The child is also going to have difficulties in reading to the end of sentence and then deducing from sentence meaning any unreadable words because the child with a low VAS is confronted by so many unreadable words in every sentence that they cannot develop dependable sentence meaning.
However if the word is irregular and needs to be rote-learned as a sight word (the word ‘where’ for example), a VAS level 3 warns you that this 5 letter word in approaching the limit of their word recognition capacity. An 8 letter word like ‘wherever’ therefore falls outside their 5 letter limit and encouraging the infant to guess the word from context may in fact establish inaccurate word-guessing habits that will be difficult to eliminate in later years. A fuller explanation of this can be found in VAS Theory or in “Reading Through Tears”.

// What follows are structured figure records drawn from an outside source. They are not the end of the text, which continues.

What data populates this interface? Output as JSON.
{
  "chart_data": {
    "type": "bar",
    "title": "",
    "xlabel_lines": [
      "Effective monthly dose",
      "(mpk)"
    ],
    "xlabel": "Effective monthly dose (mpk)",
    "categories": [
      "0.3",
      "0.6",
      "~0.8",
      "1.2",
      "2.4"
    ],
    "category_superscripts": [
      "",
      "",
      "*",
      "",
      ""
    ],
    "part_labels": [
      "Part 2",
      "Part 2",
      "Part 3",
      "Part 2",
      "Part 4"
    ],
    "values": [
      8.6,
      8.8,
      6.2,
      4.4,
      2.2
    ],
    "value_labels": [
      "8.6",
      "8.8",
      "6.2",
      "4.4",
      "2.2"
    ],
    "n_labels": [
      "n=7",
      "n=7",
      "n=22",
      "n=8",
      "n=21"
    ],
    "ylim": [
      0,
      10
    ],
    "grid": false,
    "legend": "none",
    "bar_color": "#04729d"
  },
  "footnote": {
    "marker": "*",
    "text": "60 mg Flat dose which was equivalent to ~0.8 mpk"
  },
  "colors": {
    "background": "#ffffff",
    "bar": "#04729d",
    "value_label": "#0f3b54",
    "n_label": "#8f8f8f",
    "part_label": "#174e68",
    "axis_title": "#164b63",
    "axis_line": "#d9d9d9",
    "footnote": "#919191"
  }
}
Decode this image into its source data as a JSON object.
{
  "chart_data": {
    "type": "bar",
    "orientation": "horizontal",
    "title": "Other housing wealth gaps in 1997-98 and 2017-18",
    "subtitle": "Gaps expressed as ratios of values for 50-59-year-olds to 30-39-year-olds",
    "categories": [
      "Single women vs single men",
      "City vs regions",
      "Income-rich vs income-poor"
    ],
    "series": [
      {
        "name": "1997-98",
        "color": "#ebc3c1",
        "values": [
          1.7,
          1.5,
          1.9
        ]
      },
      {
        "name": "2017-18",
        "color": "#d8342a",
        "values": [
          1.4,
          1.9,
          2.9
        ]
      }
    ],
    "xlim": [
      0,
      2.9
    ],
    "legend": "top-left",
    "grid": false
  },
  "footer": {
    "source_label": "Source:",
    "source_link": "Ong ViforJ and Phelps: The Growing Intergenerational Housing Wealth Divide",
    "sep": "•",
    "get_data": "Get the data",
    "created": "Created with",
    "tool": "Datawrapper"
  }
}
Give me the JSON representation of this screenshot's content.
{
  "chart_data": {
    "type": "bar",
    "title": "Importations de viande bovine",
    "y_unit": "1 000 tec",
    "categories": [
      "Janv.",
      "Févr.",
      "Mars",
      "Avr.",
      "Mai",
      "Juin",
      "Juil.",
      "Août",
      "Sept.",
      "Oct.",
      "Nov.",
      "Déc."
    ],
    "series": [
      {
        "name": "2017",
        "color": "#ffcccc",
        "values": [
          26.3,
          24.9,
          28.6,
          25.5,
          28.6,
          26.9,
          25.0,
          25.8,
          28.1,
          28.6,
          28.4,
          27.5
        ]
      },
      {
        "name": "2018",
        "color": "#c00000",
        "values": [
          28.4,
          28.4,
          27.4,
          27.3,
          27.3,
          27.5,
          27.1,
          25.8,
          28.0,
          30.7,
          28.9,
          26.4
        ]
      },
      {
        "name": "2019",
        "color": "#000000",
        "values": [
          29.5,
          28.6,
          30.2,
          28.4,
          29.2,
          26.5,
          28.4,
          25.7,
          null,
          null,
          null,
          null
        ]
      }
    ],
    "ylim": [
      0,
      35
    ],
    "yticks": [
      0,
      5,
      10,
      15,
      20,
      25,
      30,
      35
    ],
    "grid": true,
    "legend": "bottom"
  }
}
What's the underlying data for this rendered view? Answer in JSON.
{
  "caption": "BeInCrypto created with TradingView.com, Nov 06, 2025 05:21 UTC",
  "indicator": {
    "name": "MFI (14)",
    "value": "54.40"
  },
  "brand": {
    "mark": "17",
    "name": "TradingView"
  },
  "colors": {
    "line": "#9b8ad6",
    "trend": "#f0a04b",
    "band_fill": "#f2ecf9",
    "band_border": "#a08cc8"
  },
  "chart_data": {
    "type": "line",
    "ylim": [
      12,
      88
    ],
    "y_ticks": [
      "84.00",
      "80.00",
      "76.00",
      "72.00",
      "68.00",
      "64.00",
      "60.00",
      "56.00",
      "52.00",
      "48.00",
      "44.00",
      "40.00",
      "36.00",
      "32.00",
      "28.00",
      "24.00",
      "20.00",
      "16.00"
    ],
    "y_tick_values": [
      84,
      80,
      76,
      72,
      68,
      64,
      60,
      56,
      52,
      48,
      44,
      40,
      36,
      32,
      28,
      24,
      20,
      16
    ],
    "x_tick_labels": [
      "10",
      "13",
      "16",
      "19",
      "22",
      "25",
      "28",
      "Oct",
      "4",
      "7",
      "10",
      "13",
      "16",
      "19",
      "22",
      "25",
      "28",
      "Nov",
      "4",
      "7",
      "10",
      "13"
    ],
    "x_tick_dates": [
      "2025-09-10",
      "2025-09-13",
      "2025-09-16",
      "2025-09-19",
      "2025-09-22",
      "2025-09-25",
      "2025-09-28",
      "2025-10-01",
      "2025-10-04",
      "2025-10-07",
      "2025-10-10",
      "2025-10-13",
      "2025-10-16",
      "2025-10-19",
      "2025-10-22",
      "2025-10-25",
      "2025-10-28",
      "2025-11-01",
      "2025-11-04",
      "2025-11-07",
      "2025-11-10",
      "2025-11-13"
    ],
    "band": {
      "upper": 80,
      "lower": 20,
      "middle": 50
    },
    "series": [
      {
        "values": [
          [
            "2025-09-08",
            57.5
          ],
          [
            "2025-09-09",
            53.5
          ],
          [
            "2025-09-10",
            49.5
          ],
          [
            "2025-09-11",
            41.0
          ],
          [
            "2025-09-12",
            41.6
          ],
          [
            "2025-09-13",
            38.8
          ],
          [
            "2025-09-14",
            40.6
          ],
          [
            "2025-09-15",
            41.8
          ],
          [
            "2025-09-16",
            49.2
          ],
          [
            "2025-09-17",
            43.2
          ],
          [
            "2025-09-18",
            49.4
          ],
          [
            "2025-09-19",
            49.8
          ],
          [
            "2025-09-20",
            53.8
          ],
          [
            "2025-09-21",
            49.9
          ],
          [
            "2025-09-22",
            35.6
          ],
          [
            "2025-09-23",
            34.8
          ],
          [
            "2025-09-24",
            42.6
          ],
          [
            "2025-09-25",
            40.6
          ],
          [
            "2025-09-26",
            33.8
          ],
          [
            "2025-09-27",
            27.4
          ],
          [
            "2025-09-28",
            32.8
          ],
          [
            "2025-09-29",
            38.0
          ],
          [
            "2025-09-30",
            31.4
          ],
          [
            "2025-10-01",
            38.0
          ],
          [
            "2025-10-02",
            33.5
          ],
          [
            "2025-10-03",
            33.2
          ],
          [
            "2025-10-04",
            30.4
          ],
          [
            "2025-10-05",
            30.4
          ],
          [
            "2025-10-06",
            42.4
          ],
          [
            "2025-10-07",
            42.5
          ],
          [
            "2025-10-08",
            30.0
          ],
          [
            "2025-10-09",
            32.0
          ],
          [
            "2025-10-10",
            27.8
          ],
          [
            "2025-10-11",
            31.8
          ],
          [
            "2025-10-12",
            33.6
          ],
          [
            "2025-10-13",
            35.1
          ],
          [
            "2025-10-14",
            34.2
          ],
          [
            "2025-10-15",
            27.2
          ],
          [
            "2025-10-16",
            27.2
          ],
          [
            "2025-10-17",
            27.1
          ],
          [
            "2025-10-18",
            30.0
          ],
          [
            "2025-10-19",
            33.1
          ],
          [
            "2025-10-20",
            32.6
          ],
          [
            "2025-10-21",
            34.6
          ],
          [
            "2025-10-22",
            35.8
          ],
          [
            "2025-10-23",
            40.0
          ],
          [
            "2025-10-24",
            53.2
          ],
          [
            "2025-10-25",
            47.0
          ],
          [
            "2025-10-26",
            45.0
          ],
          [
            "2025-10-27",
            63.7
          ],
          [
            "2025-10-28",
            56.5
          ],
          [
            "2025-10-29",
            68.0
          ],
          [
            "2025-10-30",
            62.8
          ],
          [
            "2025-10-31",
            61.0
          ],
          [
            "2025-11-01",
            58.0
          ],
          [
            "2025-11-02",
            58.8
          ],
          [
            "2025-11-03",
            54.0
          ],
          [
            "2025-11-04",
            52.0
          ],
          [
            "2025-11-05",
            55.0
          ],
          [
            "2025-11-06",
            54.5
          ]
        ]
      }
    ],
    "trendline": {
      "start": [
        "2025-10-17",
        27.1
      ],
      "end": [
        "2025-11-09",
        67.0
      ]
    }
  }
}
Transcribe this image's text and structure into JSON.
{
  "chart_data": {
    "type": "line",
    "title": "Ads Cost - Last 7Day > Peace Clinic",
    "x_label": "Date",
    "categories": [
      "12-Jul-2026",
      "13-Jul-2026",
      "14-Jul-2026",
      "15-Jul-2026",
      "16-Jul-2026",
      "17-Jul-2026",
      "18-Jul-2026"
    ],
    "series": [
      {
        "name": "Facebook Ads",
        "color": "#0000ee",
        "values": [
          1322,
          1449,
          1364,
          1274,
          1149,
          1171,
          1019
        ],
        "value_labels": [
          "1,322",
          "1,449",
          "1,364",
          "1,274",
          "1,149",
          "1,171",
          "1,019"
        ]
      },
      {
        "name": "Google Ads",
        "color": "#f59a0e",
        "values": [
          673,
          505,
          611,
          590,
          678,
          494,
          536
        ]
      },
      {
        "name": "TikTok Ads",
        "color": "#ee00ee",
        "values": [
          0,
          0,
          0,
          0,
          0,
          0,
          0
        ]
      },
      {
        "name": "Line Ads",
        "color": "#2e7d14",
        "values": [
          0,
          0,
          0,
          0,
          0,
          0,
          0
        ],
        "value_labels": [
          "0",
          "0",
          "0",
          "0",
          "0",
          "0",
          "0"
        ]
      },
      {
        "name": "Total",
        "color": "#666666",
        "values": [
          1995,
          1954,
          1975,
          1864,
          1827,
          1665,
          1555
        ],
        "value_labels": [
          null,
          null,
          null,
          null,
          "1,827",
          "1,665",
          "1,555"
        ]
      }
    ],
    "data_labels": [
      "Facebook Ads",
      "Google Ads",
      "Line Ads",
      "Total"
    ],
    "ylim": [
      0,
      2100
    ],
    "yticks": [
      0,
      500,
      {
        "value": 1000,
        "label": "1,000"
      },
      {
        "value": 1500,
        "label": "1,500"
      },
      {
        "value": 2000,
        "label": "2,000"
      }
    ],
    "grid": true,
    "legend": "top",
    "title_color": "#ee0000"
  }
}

The recommendation in this LVHP case therefore is to increase the phonic skills to the stage where they become fast, accurate and automatic and this is what the teacher must do. The child may be a little slow in reading at first because he may have problems with irregular words but he is laying the foundations for accurate reading and spelling and teachers can base comprehension on that firm foundation. Further, the child is in an ideal position to begin using syllables, thereby bypassing the VAS barrier.